En su habitación flotaba el perfume de vainilla que siempre llevaba, tan dominante que ahogaba los demás olores, pero yo aún percibía el polvo de talco que mi madre esparce sobre su rostro, la crema de manos con aroma a fresa, el olor a libros viejos de la biblioteca. Ella adoraba pasar horas entre estanterías, creyendo que eso era un auténtico lujo. La lámpara estaba apagada; su figura se fundía con el sillón, y un albornoz largo cubría sus pies blancos. No le gustaba el bronceado artificial y pasaba el invierno esperando el sol del verano.

Vale dije. Que haga su análisis.

Supe que mi padre estaba enfermo cuando lo vi en el hospital. Mi salud empeoró, aunque el médico aseguraba que aún quedaba tiempo. Ese tiempo se estaba agotando, como si yo misma estuviera desvaneciéndome.

Me recosté, mirando la pared, y con la uña arrancaba un trozo de pintura que se despegaba. Observaba las grietas y me sentía irreal. Todo lo que me sucedía parecía un sueño. Inserté el fragmento bajo mi uñas, sangré un poco, como si eso pudiera recordarme que estaba viva. El crujido de la red de la cama, las voces de las enfermeras en el pasillo, el olor a desinfectante todo se sentía como una ilusión que se prolongaba.

Antes de abrir los ojos, percibí su olor y supe que lo conocía. Inhalé el humo de tabaco mezclado con aceite de motor, exhalé convulsionada y abrí los párpados.

Un hombre con una bata blanca colgando del hombro estaba junto a la cama. Tenía la piel curtida, arrugas marcadas, cejas pobladas, y unos ojos castaños y profundos, idénticos a los míos.

Hola, hija.

Su voz era grave y también familiar.

Hola garrapeé, tosiendo. Hola.

Mi padre resultó ser muy distinto de lo que imaginaba. Tenía esposa y tres hijos, trabajaba como mecánico de trolebuses en la zona de la Gran Vía, una profesión que yo desconocía. Le conté que quería estudiar cinología, aunque mi madre se oponía, así que optaría por veterinaria y, al final, seguiría con los perros.

Los perros son mejores que la gente dijo.

La operación fue un éxito. Esperaba que él entrara o al menos llamara, pero no apareció. En cambio, mi madre y mi padrastro fueron de visita por turnos, cada dos días: ella dejaba su perfume de vainilla y libros nuevos, sin notar que los viejos que yo aún no había abierto se acumulaban.

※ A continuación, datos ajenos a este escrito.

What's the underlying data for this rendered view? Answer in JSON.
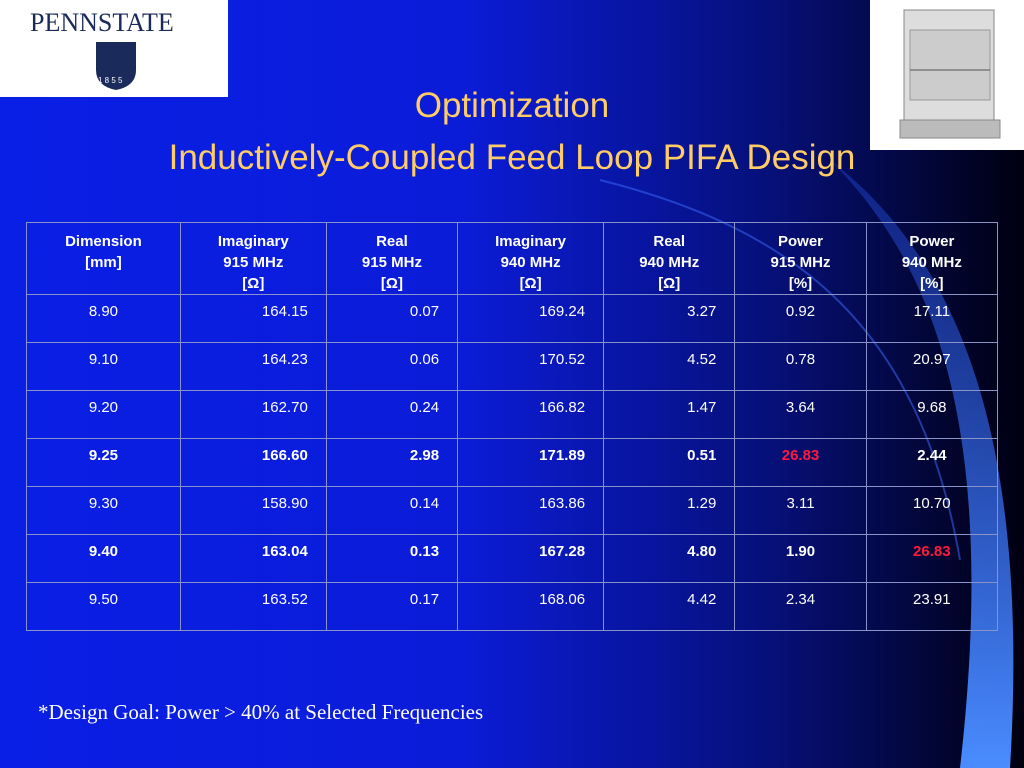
{
  "logo": {
    "name": "PENNSTATE",
    "year": "1 8 5 5"
  },
  "title": {
    "line1": "Optimization",
    "line2": "Inductively-Coupled Feed Loop PIFA Design"
  },
  "table": {
    "header": [
      [
        "Dimension",
        "[mm]"
      ],
      [
        "Imaginary",
        "915 MHz",
        "[Ω]"
      ],
      [
        "Real",
        "915 MHz",
        "[Ω]"
      ],
      [
        "Imaginary",
        "940 MHz",
        "[Ω]"
      ],
      [
        "Real",
        "940 MHz",
        "[Ω]"
      ],
      [
        "Power",
        "915 MHz",
        "[%]"
      ],
      [
        "Power",
        "940 MHz",
        "[%]"
      ]
    ],
    "highlight_color": "#ff1a3c",
    "rows": [
      {
        "cells": [
          "8.90",
          "164.15",
          "0.07",
          "169.24",
          "3.27",
          "0.92",
          "17.11"
        ],
        "bold": false,
        "highlight": []
      },
      {
        "cells": [
          "9.10",
          "164.23",
          "0.06",
          "170.52",
          "4.52",
          "0.78",
          "20.97"
        ],
        "bold": false,
        "highlight": []
      },
      {
        "cells": [
          "9.20",
          "162.70",
          "0.24",
          "166.82",
          "1.47",
          "3.64",
          "9.68"
        ],
        "bold": false,
        "highlight": []
      },
      {
        "cells": [
          "9.25",
          "166.60",
          "2.98",
          "171.89",
          "0.51",
          "26.83",
          "2.44"
        ],
        "bold": true,
        "highlight": [
          5
        ]
      },
      {
        "cells": [
          "9.30",
          "158.90",
          "0.14",
          "163.86",
          "1.29",
          "3.11",
          "10.70"
        ],
        "bold": false,
        "highlight": []
      },
      {
        "cells": [
          "9.40",
          "163.04",
          "0.13",
          "167.28",
          "4.80",
          "1.90",
          "26.83"
        ],
        "bold": true,
        "highlight": [
          6
        ]
      },
      {
        "cells": [
          "9.50",
          "163.52",
          "0.17",
          "168.06",
          "4.42",
          "2.34",
          "23.91"
        ],
        "bold": false,
        "highlight": []
      }
    ]
  },
  "footnote": "*Design Goal: Power > 40% at Selected Frequencies"
}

Mi padrastro se sentaba a mi lado y contaba tonterías, incluso cuando yo miraba la pared.

El día del alta esperé también a mi padre. Creía que llegaría. Mientras esperaba al médico, me levanté, miré la ventana entreabierta con las huellas borrosas de unas manos infantiles, respiré el aire húmedo y sentí el suelo temblar bajo mis pies como si estuviera en una barca en medio del río. No quedaba nadie en la habitación y, al abrir la ventana, el viento me golpeó la cara con olores de tierra mojada, asfalto y el perfume de los campos después de la lluvia. Los coches pasaban rápidamente, espantando a los gorjeantes gorriones. El azul intenso del cielo primaveral me cegó.

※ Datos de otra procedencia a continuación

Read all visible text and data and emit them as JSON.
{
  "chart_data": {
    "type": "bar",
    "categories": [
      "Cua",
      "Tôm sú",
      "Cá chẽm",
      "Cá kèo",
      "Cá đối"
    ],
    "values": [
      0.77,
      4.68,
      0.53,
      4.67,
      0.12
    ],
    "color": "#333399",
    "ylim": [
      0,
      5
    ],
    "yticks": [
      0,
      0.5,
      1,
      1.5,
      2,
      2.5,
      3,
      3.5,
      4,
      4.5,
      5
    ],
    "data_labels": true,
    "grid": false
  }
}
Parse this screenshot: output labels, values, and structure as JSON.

Pensé en mi padre: sus manos ásperas llenas de grasa, su cabello escaso peinado hacia un lado para ocultar la calva amarillenta, los trolebuses que reparaba día tras día. Ahora, al ver esas máquinas de hierro con sus cuernos divertidos, recordaré a mi padre. En sus arrugas, en sus cejas arqueadas, en las palabras que nunca dirá.

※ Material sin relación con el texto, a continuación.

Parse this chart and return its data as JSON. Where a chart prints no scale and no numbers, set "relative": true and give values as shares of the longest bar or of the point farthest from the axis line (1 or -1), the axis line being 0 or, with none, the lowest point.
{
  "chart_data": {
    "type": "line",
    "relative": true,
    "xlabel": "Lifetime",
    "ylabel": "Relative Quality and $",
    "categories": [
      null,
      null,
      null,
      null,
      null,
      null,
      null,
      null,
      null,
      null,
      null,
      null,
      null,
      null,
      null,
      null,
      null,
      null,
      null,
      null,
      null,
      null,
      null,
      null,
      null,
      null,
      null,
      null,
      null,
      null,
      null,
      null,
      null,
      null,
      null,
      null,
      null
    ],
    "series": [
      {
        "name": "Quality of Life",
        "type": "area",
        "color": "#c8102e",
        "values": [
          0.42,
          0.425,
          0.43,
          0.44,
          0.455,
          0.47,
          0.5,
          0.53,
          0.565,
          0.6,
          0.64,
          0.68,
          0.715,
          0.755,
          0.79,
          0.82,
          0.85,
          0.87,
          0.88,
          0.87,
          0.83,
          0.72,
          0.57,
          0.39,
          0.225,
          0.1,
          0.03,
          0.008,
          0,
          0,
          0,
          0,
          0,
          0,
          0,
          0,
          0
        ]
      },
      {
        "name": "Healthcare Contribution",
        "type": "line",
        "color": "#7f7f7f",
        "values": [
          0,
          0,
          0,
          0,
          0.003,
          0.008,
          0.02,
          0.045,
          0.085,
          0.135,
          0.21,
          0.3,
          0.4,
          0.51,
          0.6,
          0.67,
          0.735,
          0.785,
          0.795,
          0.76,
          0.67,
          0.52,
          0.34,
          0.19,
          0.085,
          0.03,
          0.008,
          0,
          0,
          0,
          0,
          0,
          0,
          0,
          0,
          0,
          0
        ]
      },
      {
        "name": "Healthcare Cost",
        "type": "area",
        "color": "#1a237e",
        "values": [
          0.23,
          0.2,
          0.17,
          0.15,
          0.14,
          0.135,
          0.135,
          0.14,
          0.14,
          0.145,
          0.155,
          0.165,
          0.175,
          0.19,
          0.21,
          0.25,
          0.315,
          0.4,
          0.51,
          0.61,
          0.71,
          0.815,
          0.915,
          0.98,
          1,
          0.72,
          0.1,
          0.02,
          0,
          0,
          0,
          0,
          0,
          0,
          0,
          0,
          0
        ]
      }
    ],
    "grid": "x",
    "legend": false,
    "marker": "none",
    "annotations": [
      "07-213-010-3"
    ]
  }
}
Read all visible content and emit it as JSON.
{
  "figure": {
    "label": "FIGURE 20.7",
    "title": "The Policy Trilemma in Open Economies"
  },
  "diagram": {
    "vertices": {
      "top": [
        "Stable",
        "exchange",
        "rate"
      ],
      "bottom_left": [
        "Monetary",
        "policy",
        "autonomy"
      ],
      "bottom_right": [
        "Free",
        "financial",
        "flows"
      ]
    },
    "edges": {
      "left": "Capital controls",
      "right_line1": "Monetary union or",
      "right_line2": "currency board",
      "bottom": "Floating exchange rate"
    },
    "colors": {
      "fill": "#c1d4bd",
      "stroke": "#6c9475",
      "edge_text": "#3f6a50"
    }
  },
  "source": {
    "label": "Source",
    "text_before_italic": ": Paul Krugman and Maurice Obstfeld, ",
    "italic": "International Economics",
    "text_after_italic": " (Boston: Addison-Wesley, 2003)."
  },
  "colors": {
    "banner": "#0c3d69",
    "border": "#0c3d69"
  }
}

Abajo, mi madre y mi padrastro se aferraban, como si la tormenta los mantuviera unidos, sin poder sostenerse, al igual que yo tras tantos meses de enfermedad. Ya estaban a punto de irse cuando la puerta se abrió de golpe; el sol y el olor a agua del exterior entraron. Mi padre, con su chaqueta de trabajo, sujetó la puerta. En sus manos llevaba un pequeño ramo de tulipanes. Secé mis lágrimas con la palma, sonreí y di un paso adelante.